Une héroïne qui dort avec des papillotes sur la tête, c’est encore un coup de Daphné du Maurier !

Dans son roman Le général du roi, Daphné du Maurier se glisse aux côtés d’une jeune fille de bonne famille, prête à tout envoyer bouler par amour pour un bel officier.1 Honor porte des papillotes, la nuit (les papillotes sont en quelque sorte les ancêtres des bigoudis), se fait moquer par Richard qui trouve ces accessoires bien incommodes et fort peu romantiques. Richard se glisse dans la chambre d’Honor, manipule ses peignes et ses brosses avec bonheur, se comporte comme un vieux mari avant de prendre la poudre d’escampette pour ne plus jamais revenir. Les amours de Richard et d’Honor ne sont pas des plus simples. Il faut arriver à suivre... Si ces deux-là ont partagé un cabinet de toilette, ils ne vieilliront pourtant pas ensemble, le destin en a décidé autrement. En ce milieu du XVIIe siècle, c’est la guerre civile en Angleterre... Malheur aux perdants !

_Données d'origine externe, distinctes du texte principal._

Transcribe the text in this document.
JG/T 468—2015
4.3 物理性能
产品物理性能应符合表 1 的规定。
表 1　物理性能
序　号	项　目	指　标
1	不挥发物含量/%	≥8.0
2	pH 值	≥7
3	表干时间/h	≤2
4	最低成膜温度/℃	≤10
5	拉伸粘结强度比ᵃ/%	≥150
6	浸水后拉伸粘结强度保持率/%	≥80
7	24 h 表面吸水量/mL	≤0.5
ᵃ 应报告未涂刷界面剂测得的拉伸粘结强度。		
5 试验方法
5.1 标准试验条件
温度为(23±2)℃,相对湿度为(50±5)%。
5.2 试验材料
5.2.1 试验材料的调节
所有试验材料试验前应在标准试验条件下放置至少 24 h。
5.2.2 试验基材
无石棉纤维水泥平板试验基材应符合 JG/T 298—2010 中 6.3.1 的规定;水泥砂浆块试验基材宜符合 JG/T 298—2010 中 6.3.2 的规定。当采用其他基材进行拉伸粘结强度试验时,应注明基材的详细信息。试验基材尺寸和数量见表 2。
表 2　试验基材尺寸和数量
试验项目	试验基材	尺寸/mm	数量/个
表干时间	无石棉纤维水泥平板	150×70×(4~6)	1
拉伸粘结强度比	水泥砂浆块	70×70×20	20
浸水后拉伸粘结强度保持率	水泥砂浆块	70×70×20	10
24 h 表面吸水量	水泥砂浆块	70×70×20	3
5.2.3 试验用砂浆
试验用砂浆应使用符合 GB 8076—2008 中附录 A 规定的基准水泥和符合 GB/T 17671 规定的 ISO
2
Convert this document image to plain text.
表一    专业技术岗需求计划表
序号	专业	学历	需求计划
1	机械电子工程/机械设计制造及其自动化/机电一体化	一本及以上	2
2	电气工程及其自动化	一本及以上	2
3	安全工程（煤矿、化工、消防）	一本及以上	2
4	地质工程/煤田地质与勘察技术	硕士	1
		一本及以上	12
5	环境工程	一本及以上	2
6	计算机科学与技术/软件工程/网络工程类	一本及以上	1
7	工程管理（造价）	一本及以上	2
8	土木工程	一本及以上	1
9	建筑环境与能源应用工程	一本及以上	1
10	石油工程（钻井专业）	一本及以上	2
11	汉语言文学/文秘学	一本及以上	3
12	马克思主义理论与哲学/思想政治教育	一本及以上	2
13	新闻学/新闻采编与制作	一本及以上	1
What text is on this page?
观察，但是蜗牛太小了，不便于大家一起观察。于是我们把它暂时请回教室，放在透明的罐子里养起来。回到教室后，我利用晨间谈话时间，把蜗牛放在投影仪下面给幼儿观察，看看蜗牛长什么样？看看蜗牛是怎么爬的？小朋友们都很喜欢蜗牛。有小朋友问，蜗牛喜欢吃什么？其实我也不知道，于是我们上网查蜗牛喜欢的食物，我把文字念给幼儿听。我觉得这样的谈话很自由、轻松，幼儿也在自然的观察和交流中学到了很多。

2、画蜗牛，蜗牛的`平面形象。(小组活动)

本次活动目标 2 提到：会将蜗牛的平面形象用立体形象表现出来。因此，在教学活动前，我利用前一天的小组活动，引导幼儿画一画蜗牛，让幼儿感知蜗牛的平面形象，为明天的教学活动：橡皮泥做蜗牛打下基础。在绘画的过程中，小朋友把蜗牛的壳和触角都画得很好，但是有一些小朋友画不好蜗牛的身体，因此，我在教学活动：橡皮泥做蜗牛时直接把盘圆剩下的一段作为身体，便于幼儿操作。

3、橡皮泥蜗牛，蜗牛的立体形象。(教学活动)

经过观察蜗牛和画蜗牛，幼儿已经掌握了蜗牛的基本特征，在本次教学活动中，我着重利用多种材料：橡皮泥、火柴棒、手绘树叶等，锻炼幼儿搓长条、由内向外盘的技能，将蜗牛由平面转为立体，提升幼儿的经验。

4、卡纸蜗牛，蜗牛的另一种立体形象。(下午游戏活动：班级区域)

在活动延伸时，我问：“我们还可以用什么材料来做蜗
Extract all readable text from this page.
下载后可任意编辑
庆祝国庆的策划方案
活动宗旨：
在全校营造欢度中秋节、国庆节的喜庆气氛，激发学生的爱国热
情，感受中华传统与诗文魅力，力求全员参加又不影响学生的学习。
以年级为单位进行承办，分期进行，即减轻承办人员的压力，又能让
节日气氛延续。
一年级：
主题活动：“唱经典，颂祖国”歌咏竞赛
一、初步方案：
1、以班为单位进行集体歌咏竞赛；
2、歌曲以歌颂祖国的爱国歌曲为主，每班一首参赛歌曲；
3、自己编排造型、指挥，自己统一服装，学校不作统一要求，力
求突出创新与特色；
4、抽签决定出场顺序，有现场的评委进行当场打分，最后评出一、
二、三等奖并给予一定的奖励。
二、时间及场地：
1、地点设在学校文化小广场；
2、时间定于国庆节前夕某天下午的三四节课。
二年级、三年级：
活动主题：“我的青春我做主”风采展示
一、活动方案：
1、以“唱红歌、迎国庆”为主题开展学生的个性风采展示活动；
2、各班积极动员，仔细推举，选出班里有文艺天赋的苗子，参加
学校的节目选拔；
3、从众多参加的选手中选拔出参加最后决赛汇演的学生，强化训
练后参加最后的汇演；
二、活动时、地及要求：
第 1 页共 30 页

Honor Harris, papillotes, lotion pour les mains et le visage, poudre de riz et fard à joue rouge

Honor Harris est la petite dernière d’une famille de hobereaux installés en Cornouailles. C’est la « beauté de la famille » ! C’est elle, qui clouée dans un lit - Honor a fait une chute de cheval étant jeune fille - va rédiger ses mémoires et rendre hommage aux personnes qui l’ont côtoyée. Richard, l’amoureux des premiers jours, sera, bien évidemment, aux premières loges.

Dans la maison familiale, à Lanrest, il fait bon vivre dans le « parfum si cher du foin chaud, porté par le vent léger ». Trente ans après, Honor a toujours dans sa mémoire olfactive l’odeur des blés cultivés par le paterfamilias. « Je sens l’odeur du grain doré et poussiéreux. »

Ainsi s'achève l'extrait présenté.